Jacques Sapir semble ici rejoindre Joseph Stiglitz et considérer que ceux qui sortiront de la zone euro les premiers s'en tireront le mieux. Après plus de soixante ans d'intégration européenne en vue de créer une « union sans cesse plus étroite entre les peuples européens », cette course dans la débandade serait assurément la marque d'un grand succès ! Il est peu probable que l'Union européenne y survive.
La logique de la sortie de la zone euro
L'un des principaux intérêts de la sortie de l'euro et du retour au franc (à vrai dire, « retour » est une expression courante mais trompeuse car il s'agit bien d'un franc nouveau et non un retour à l'ancien franc de 1999) serait de pouvoir recourir à la dévaluation compétitive qui redonnerait un dynamisme à notre économie nationale. Remarquons, au passage, que si tous les États de la zone euro agissaient de la sorte, les gains espérés parla dévaluation compétitive s'annuleraient, du moins pour la part, majoritaire, du commerce intracommunautaire. La logique de la sortie de la zone euro, qui est une logique du « sauve-qui-peut » implique inévitablement qu'il y ait des gagnants et des perdants. Imaginons en effet que tous les États sortant de la zone euro pratiquent la même dévaluation et connaissent la même inflation, hypothèse évidemment théorique, cela signifie que, pour ce qui concerne ces États considérés du point de vue des échanges qu'ils ont entre eux, l'effet est nul. Pour que l'effet soit bénéfique pour quelques États il faut nécessairement qu'il soit maléfique pour quelques autres.

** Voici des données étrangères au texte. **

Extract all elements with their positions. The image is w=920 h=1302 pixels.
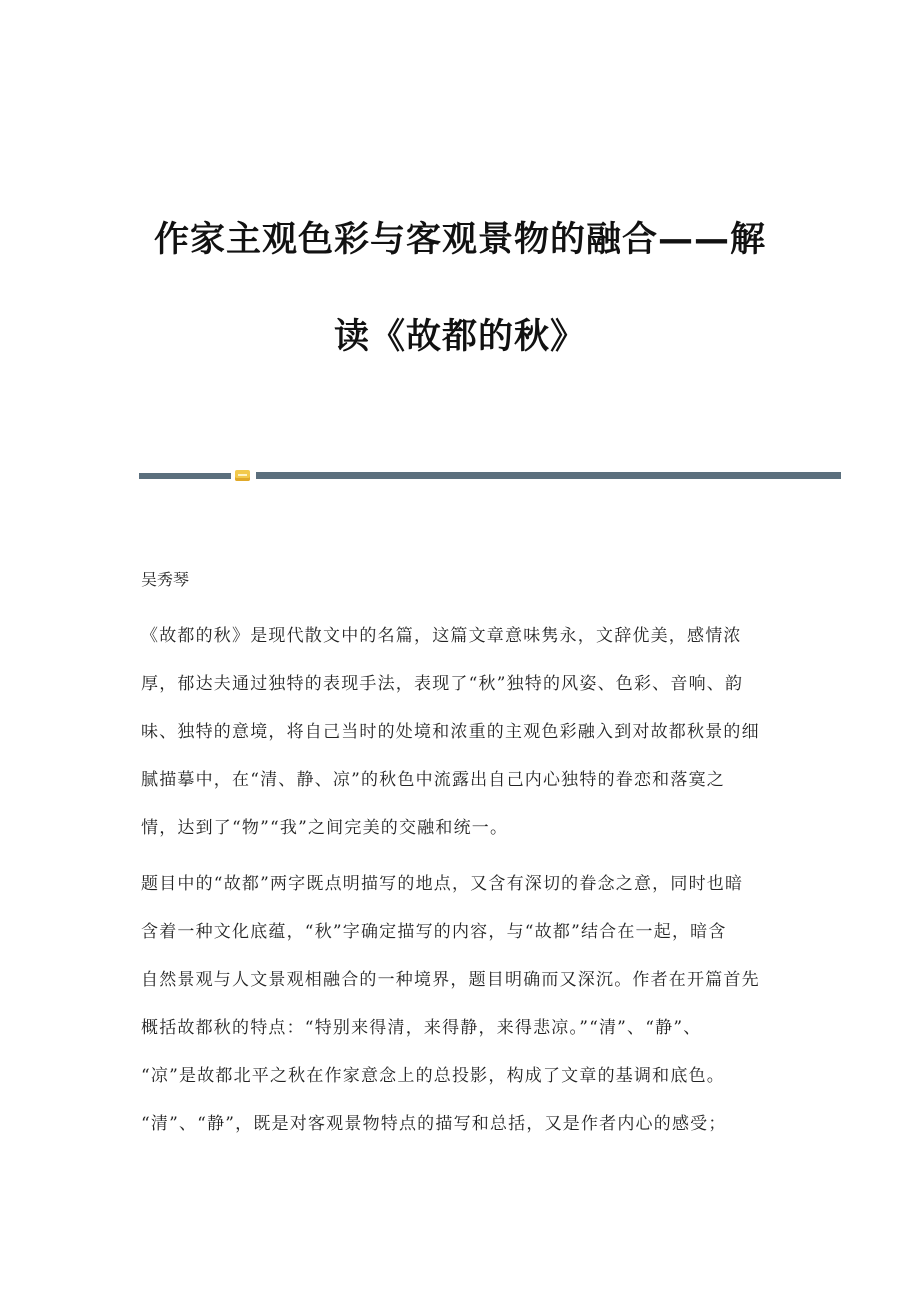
paragraph-2 — [141, 872, 781, 1160]
paragraph-line: 味、独特的意境，将自己当时的处境和浓重的主观色彩融入到对故都秋景的细 — [141, 722, 760, 742]
paragraph-line: 题目中的“故都”两字既点明描写的地点，又含有深切的眷念之意，同时也暗 — [141, 874, 744, 894]
paragraph-line: 情，达到了“物”“我”之间完美的交融和统一。 — [141, 818, 509, 838]
document-title-line-2: 读《故都的秋》 — [333, 317, 586, 357]
paragraph-line: 《故都的秋》是现代散文中的名篇，这篇文章意味隽永，文辞优美，感情浓 — [141, 626, 742, 646]
divider-bar-left — [139, 473, 231, 479]
paragraph-line: 腻描摹中，在“清、静、凉”的秋色中流露出自己内心独特的眷恋和落寞之 — [141, 770, 725, 790]
author-name: 吴秀琴 — [141, 570, 190, 589]
divider-bar-right — [256, 472, 841, 479]
paragraph-line: 厚，郁达夫通过独特的表现手法，表现了“秋”独特的风姿、色彩、音响、韵 — [141, 674, 744, 694]
paragraph-line: 概括故都秋的特点：“特别来得清，来得静，来得悲凉。”“清”、“静”、 — [141, 1018, 702, 1038]
paragraph-line: “凉”是故都北平之秋在作家意念上的总投影，构成了文章的基调和底色。 — [141, 1066, 725, 1086]
paragraph-line: “清”、“静”，既是对客观景物特点的描写和总括，又是作者内心的感受； — [141, 1114, 727, 1134]
paragraph-line: 自然景观与人文景观相融合的一种境界，题目明确而又深沉。作者在开篇首先 — [141, 970, 760, 990]
document-title-line-1: 作家主观色彩与客观景物的融合——解 — [153, 220, 766, 260]
paragraph-line: 含着一种文化底蕴，“秋”字确定描写的内容，与“故都”结合在一起，暗含 — [141, 922, 727, 942]
title-divider — [139, 470, 841, 481]
book-icon — [235, 470, 250, 481]
paragraph-1 — [141, 624, 781, 864]
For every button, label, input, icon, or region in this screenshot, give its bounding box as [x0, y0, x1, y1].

Un deuxième intérêt de la sortie de l'euro, sur lequel n'insiste pas Jacques Sapir, au contraire de Frédéric Lordon, qui soutient par ailleurs des positions voisines, serait de retrouver une efficience de la souveraineté populaire. Frédéric Lordon se prononce en faveur d'une sortie coordonnée de l'euro et d'un retour à la monnaie commune et aux monnaies nationales. Les États récupéreraient ainsi leur souveraineté monétaire, laquelle est une expression nécessaire de la souveraineté populaire dans une société démocratique. « Sortir de l'euro présent, écrit Frédéric Lordon, est bien moins une affaire de macroéconomie c'en est une, assurément ! que de conformation à l'impératif catégorique de la démocratie qui s'appelle « souveraineté populaire ». Si les conditions de possibilité passionnelles de cette souveraineté populaire à l'échelle supranationale sont encore lointaines, alors le réalisme commande d'en rabattre sur l'« ambition européenne » ce qui ne signifie pas l'abandonner en tout. »
La seule sortie de l'euro n'est pourtant pas la panacée. Elle est nécessaire mais non suffisante et devrait être accompagnée de mise en place d'institutions alternatives à celle du néolibéralisme existant, comme des mesures protectionnistes, une politique de réindustrialisation de la France, une définanciarisation partielle de l'économie française, la mise en place d'un contrôle sur les revenus et les prix visant à orienter l'évolution du partage de la valeur ajoutée. La sortie de l'euro se conçoit dans le cadre général d'un retour à une économie dirigée.